The demand for money refers to holding of cash deposits and liquid assets, or the desire to hold wealth in the form of money. The decision to hold money rather than other types of assets is a matter of liquidity, which is the degree to which an asset can be readily converted to spendable cash without a significant loss in value. If an individual holds the majority of their investments in nonliquid assets, they must first sell the assets in order to purchase other items. Therefore, individuals want to hold money to purchase goods and services, which is known as the transaction demand for money. The greater the value of transactions a person makes, the more of her wealth that person needs to hold in the form of money. In today's modern economy, many consumers choose to hold very little money and instead use credit and debit cards to purchase goods and services.

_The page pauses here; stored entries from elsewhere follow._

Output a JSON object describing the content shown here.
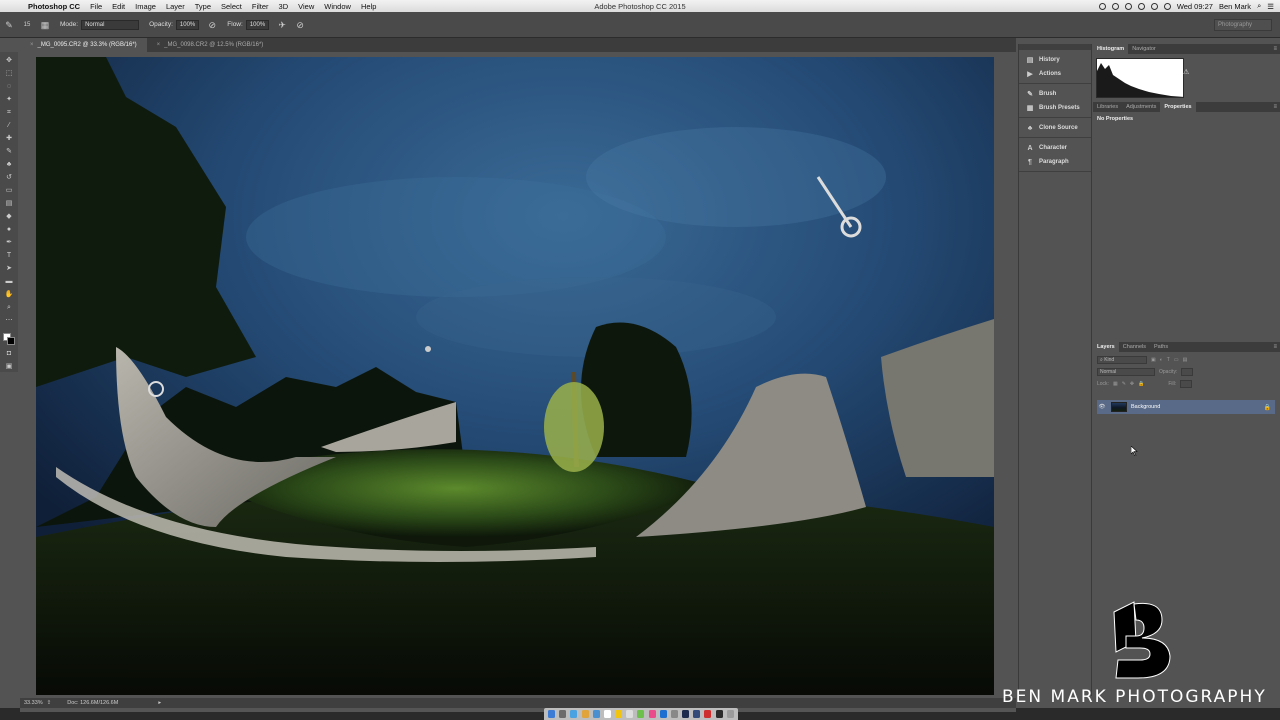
{
  "menubar": {
    "app_name": "Photoshop CC",
    "items": [
      "File",
      "Edit",
      "Image",
      "Layer",
      "Type",
      "Select",
      "Filter",
      "3D",
      "View",
      "Window",
      "Help"
    ],
    "window_title": "Adobe Photoshop CC 2015",
    "clock": "Wed 09:27",
    "user": "Ben Mark"
  },
  "options": {
    "brush_size": "15",
    "mode_label": "Mode:",
    "mode_value": "Normal",
    "opacity_label": "Opacity:",
    "opacity_value": "100%",
    "flow_label": "Flow:",
    "flow_value": "100%",
    "workspace": "Photography"
  },
  "tabs": [
    {
      "label": "_MG_0095.CR2 @ 33.3% (RGB/16*)",
      "active": true
    },
    {
      "label": "_MG_0098.CR2 @ 12.5% (RGB/16*)",
      "active": false
    }
  ],
  "status": {
    "zoom": "33.33%",
    "doc": "Doc: 126.6M/126.6M"
  },
  "collapsed_panels": {
    "history": "History",
    "actions": "Actions",
    "brush": "Brush",
    "brush_presets": "Brush Presets",
    "clone_source": "Clone Source",
    "character": "Character",
    "paragraph": "Paragraph"
  },
  "panels": {
    "top_tabs": [
      "Histogram",
      "Navigator"
    ],
    "mid_tabs": [
      "Libraries",
      "Adjustments",
      "Properties"
    ],
    "properties_text": "No Properties",
    "layer_tabs": [
      "Layers",
      "Channels",
      "Paths"
    ],
    "kind_label": "Kind",
    "blend_mode": "Normal",
    "opacity_label": "Opacity:",
    "lock_label": "Lock:",
    "fill_label": "Fill:",
    "layer_name": "Background"
  },
  "watermark": {
    "text": "BEN MARK PHOTOGRAPHY"
  }
}
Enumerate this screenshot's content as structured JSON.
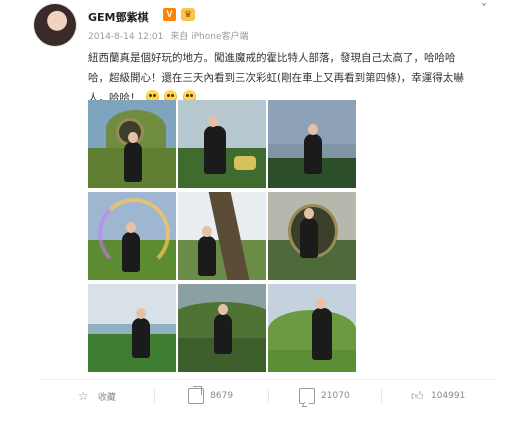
{
  "header": {
    "username": "GEM鄧紫棋",
    "vip_badge": "V",
    "crown_badge": "♛",
    "timestamp": "2014-8-14 12:01",
    "source": "来自 iPhone客户端",
    "menu_arrow": "˅"
  },
  "post": {
    "text": "紐西蘭真是個好玩的地方。闖進魔戒的霍比特人部落，發現自己太高了，哈哈哈哈，超級開心！還在三天內看到三次彩虹(剛在車上又再看到第四條)，幸運得太嚇人，哈哈！"
  },
  "photos": [
    {
      "label": "hobbit-door-photo"
    },
    {
      "label": "smiling-selfie-photo"
    },
    {
      "label": "lake-photo"
    },
    {
      "label": "rainbow-photo"
    },
    {
      "label": "tree-photo"
    },
    {
      "label": "round-door-photo"
    },
    {
      "label": "field-photo"
    },
    {
      "label": "garden-photo"
    },
    {
      "label": "hill-path-photo"
    }
  ],
  "toolbar": {
    "favorite_label": "收藏",
    "repost_count": "8679",
    "comment_count": "21070",
    "like_count": "104991"
  },
  "colors": {
    "text": "#333333",
    "muted": "#9b9b9b",
    "accent": "#ff8200"
  }
}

The precautionary demand for money, the desire to hold money in order to pay for emergency expenses, occurs because money is the most liquid asset in the economy. Because money is a liquid asset, people can use it to pay for emergency expenses without incurring additional losses in value. If people store all their wealth in stocks, real estate, or jewelry, they would first have to sell these assets to obtain money before they can make other purchases. Thus, individuals choose to hold some of their wealth in the form of money in case unexpected expenses arise. If an emergency occurs, a person will likely want money available to purchase the needed goods or services. If individuals do not diversify their wealth holdings and are forced to convert less-liquid assets to money in a hurry, this may result in a significant financial loss for the individual. For instance, if a person must sell off valuable real estate in short period of time, he may have to accept a price that is well below market value and incur a loss to gain the money he needs. Therefore, to avoid risk, people often keep some of their wealth in the form of money as a precaution.
The speculative demand for money is the desire to hold money to be able to purchase financial assets at the appropriate time or to hedge certain current financial risks. Individuals may hold some of their wealth in the form of money, waiting to make purchases of other financial assets as the opportunity arises. For example, an individual may hold money when interest rates are low and speculate that the rates will increase over time. However, when interest rates are high, this encourages more bond holding because an increased amount of interest can be earned.